Greg also updated us on the study of the vitrified and thawed rat hippocampal slices. Looking for the ability to display electrical activity, he found 70% neural firing at up to 45 days, about the same as would be found in slices that had not been vitrified. He thus concludes that vitrification has no effect on neural firing or viability.

He also tested the ability of such slices to retain long-term potentiation (LTP) patterns after vitrification and rewarming, finding that the “memory response” did persist.

However, he reminded the audience that there has never been a demonstration of brain resuscitation after more than 3 hours of static cold storage, and that continuous hypothermic perfusion with good solutions was necessary to raise the time to even 4-6 hours. He has conducted 250 brain experiments since 2003, and that even with only 50% M22 (really poor perfusion with the cryoprotectant solution), still no ice foms in the brain. For some reason, the brains vitrify even though that percent solution would not vitrify in a test tube.

Shrinkage of the brain is governed by laws of osmosis (Boyle-van’t Hoff Plot). Greg asserts that brain shrinkage may be “more friend than foe,” although one supposes there must be a minimum safe cell volume. Tests with putting cryoprotectant through the blood-brain barrier (BBB), which it normally does not penetrate, actually leads to –worse- results for the brain. For some reason, M22 washout itself seems to cause significant brain damage (analogous to SVI?).
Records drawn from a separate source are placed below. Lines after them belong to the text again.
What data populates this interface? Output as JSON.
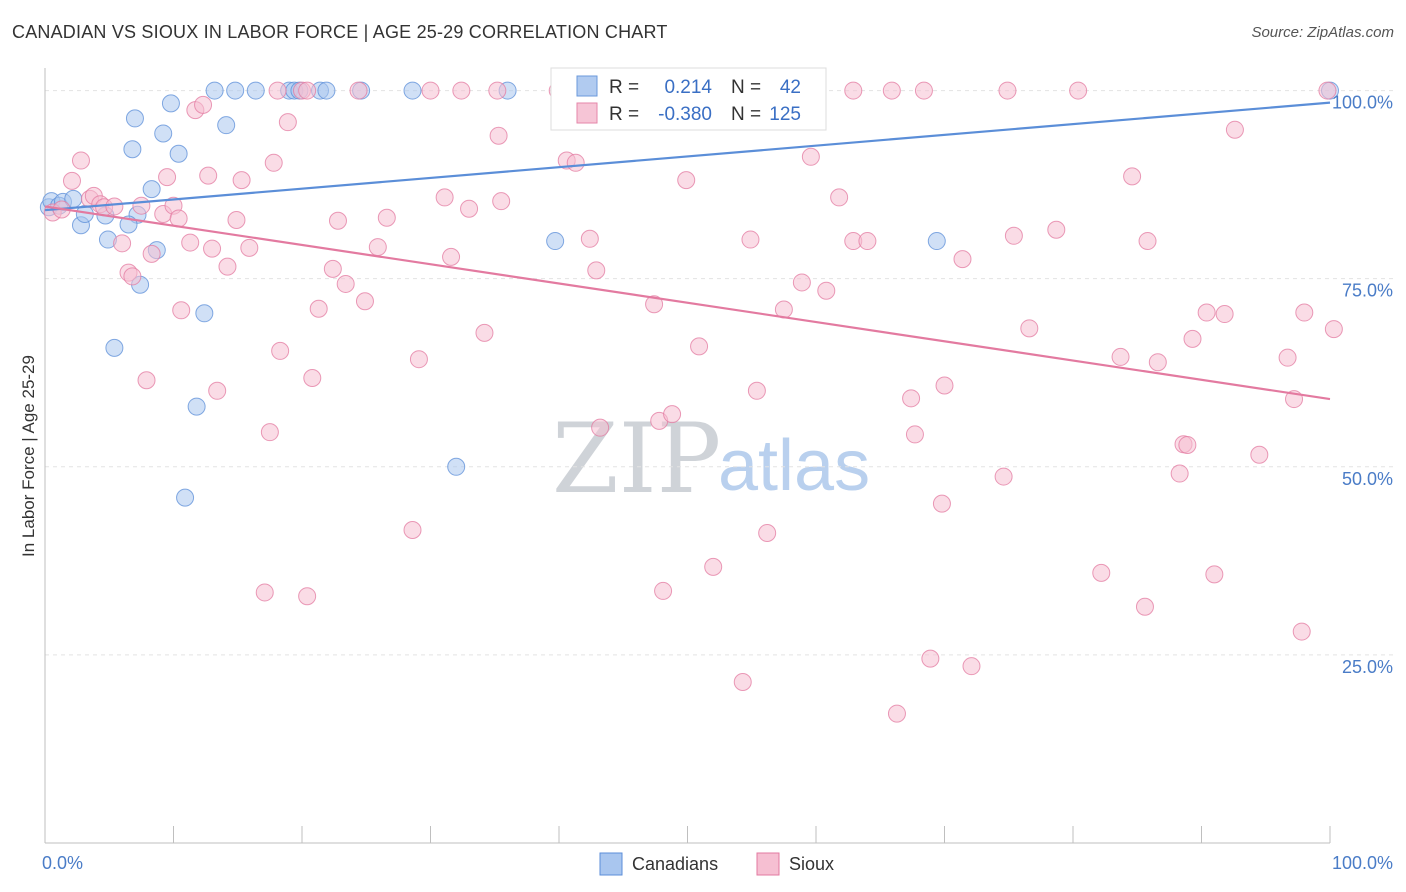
{
  "title": "CANADIAN VS SIOUX IN LABOR FORCE | AGE 25-29 CORRELATION CHART",
  "source": "Source: ZipAtlas.com",
  "watermark": {
    "zip": "ZIP",
    "atlas": "atlas"
  },
  "chart_data": {
    "type": "scatter",
    "xlabel": "",
    "ylabel": "In Labor Force | Age 25-29",
    "xlim": [
      0,
      100
    ],
    "ylim": [
      0,
      103
    ],
    "x_tick_labels": {
      "min": "0.0%",
      "max": "100.0%"
    },
    "y_ticks": [
      {
        "value": 100,
        "label": "100.0%"
      },
      {
        "value": 75,
        "label": "75.0%"
      },
      {
        "value": 50,
        "label": "50.0%"
      },
      {
        "value": 25,
        "label": "25.0%"
      }
    ],
    "grid": true,
    "legend_position": "bottom",
    "stats": {
      "r_label": "R =",
      "n_label": "N =",
      "canadians": {
        "r": "0.214",
        "n": "42"
      },
      "sioux": {
        "r": "-0.380",
        "n": "125"
      }
    },
    "series": [
      {
        "name": "Canadians",
        "color": "#5b8ed8",
        "fill": "#a9c6ef",
        "trend": {
          "x": [
            0,
            100
          ],
          "y": [
            84.1,
            98.4
          ]
        },
        "points": [
          [
            0.3,
            84.5
          ],
          [
            0.5,
            85.3
          ],
          [
            1.1,
            84.7
          ],
          [
            1.4,
            85.2
          ],
          [
            2.2,
            85.6
          ],
          [
            2.8,
            82.1
          ],
          [
            3.1,
            83.6
          ],
          [
            4.7,
            83.4
          ],
          [
            7.2,
            83.5
          ],
          [
            7.4,
            74.2
          ],
          [
            4.9,
            80.2
          ],
          [
            5.4,
            65.8
          ],
          [
            6.5,
            82.2
          ],
          [
            6.8,
            92.2
          ],
          [
            7.0,
            96.3
          ],
          [
            8.3,
            86.9
          ],
          [
            8.7,
            78.8
          ],
          [
            9.2,
            94.3
          ],
          [
            9.8,
            98.3
          ],
          [
            10.4,
            91.6
          ],
          [
            10.9,
            45.9
          ],
          [
            11.8,
            58.0
          ],
          [
            12.4,
            70.4
          ],
          [
            13.2,
            100
          ],
          [
            14.1,
            95.4
          ],
          [
            14.8,
            100
          ],
          [
            16.4,
            100
          ],
          [
            19.0,
            100
          ],
          [
            19.4,
            100
          ],
          [
            19.8,
            100
          ],
          [
            21.4,
            100
          ],
          [
            21.9,
            100
          ],
          [
            24.6,
            100
          ],
          [
            28.6,
            100
          ],
          [
            32.0,
            50.0
          ],
          [
            36.0,
            100
          ],
          [
            39.7,
            80.0
          ],
          [
            41.1,
            100
          ],
          [
            48.6,
            100
          ],
          [
            55.4,
            100
          ],
          [
            69.4,
            80.0
          ],
          [
            100,
            100
          ]
        ]
      },
      {
        "name": "Sioux",
        "color": "#e37aa0",
        "fill": "#f6bfd2",
        "trend": {
          "x": [
            0,
            100
          ],
          "y": [
            84.6,
            59.0
          ]
        },
        "points": [
          [
            0.6,
            83.8
          ],
          [
            1.3,
            84.2
          ],
          [
            2.1,
            88.0
          ],
          [
            2.8,
            90.7
          ],
          [
            3.5,
            85.6
          ],
          [
            3.8,
            86.0
          ],
          [
            4.3,
            84.9
          ],
          [
            4.6,
            84.5
          ],
          [
            5.4,
            84.6
          ],
          [
            6.0,
            79.7
          ],
          [
            6.5,
            75.8
          ],
          [
            6.8,
            75.3
          ],
          [
            7.5,
            84.7
          ],
          [
            7.9,
            61.5
          ],
          [
            8.3,
            78.3
          ],
          [
            9.2,
            83.6
          ],
          [
            9.5,
            88.5
          ],
          [
            10.0,
            84.7
          ],
          [
            10.4,
            83.0
          ],
          [
            10.6,
            70.8
          ],
          [
            11.3,
            79.8
          ],
          [
            11.7,
            97.4
          ],
          [
            12.3,
            98.1
          ],
          [
            12.7,
            88.7
          ],
          [
            13.0,
            79.0
          ],
          [
            13.4,
            60.1
          ],
          [
            14.2,
            76.6
          ],
          [
            14.9,
            82.8
          ],
          [
            15.3,
            88.1
          ],
          [
            15.9,
            79.1
          ],
          [
            17.1,
            33.3
          ],
          [
            17.5,
            54.6
          ],
          [
            17.8,
            90.4
          ],
          [
            18.3,
            65.4
          ],
          [
            18.9,
            95.8
          ],
          [
            20.0,
            100
          ],
          [
            20.4,
            32.8
          ],
          [
            20.8,
            61.8
          ],
          [
            21.3,
            71.0
          ],
          [
            22.4,
            76.3
          ],
          [
            22.8,
            82.7
          ],
          [
            23.4,
            74.3
          ],
          [
            24.9,
            72.0
          ],
          [
            25.9,
            79.2
          ],
          [
            26.6,
            83.1
          ],
          [
            28.6,
            41.6
          ],
          [
            29.1,
            64.3
          ],
          [
            30.0,
            100
          ],
          [
            31.1,
            85.8
          ],
          [
            31.6,
            77.9
          ],
          [
            32.4,
            100
          ],
          [
            33.0,
            84.3
          ],
          [
            34.2,
            67.8
          ],
          [
            35.2,
            100
          ],
          [
            35.3,
            94.0
          ],
          [
            35.5,
            85.3
          ],
          [
            40.6,
            90.7
          ],
          [
            41.3,
            90.4
          ],
          [
            42.4,
            80.3
          ],
          [
            42.9,
            76.1
          ],
          [
            43.2,
            55.2
          ],
          [
            47.4,
            71.6
          ],
          [
            47.8,
            56.1
          ],
          [
            48.8,
            57.0
          ],
          [
            49.9,
            88.1
          ],
          [
            50.9,
            66.0
          ],
          [
            52.0,
            36.7
          ],
          [
            54.3,
            21.4
          ],
          [
            54.9,
            80.2
          ],
          [
            55.4,
            60.1
          ],
          [
            56.2,
            41.2
          ],
          [
            57.5,
            70.9
          ],
          [
            58.9,
            74.5
          ],
          [
            59.6,
            91.2
          ],
          [
            60.8,
            73.4
          ],
          [
            61.8,
            85.8
          ],
          [
            62.9,
            80.0
          ],
          [
            64.0,
            80.0
          ],
          [
            66.3,
            17.2
          ],
          [
            67.4,
            59.1
          ],
          [
            67.7,
            54.3
          ],
          [
            68.4,
            100
          ],
          [
            68.9,
            24.5
          ],
          [
            69.8,
            45.1
          ],
          [
            70.0,
            60.8
          ],
          [
            71.4,
            77.6
          ],
          [
            72.1,
            23.5
          ],
          [
            74.6,
            48.7
          ],
          [
            75.4,
            80.7
          ],
          [
            76.6,
            68.4
          ],
          [
            78.7,
            81.5
          ],
          [
            80.4,
            100
          ],
          [
            82.2,
            35.9
          ],
          [
            83.7,
            64.6
          ],
          [
            84.6,
            88.6
          ],
          [
            85.6,
            31.4
          ],
          [
            85.8,
            80.0
          ],
          [
            86.6,
            63.9
          ],
          [
            88.3,
            49.1
          ],
          [
            88.6,
            53.0
          ],
          [
            88.9,
            52.9
          ],
          [
            89.3,
            67.0
          ],
          [
            90.4,
            70.5
          ],
          [
            91.0,
            35.7
          ],
          [
            91.8,
            70.3
          ],
          [
            92.6,
            94.8
          ],
          [
            94.5,
            51.6
          ],
          [
            96.7,
            64.5
          ],
          [
            97.2,
            59.0
          ],
          [
            97.8,
            28.1
          ],
          [
            98.0,
            70.5
          ],
          [
            100.3,
            68.3
          ],
          [
            99.8,
            100
          ],
          [
            55.9,
            100
          ],
          [
            39.9,
            100
          ],
          [
            42.8,
            100
          ],
          [
            59.9,
            100
          ],
          [
            62.9,
            100
          ],
          [
            65.9,
            100
          ],
          [
            74.9,
            100
          ],
          [
            18.1,
            100
          ],
          [
            20.4,
            100
          ],
          [
            24.4,
            100
          ],
          [
            44.9,
            100
          ],
          [
            48.1,
            33.5
          ]
        ]
      }
    ]
  }
}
Suspended Animation Conference May 18-22

I'll be at the Suspended Animation conference in Fort Lauderdale, Florida this weekend. I will post my impressions here. Eagerly looking forward to all the new information on new methods and approaches to cryopreservation, vitrification, and wealth preservation for the cryopreserved.

The end of death is drawing nigh. How sad it is that so few people realize their deliverance is close at hand.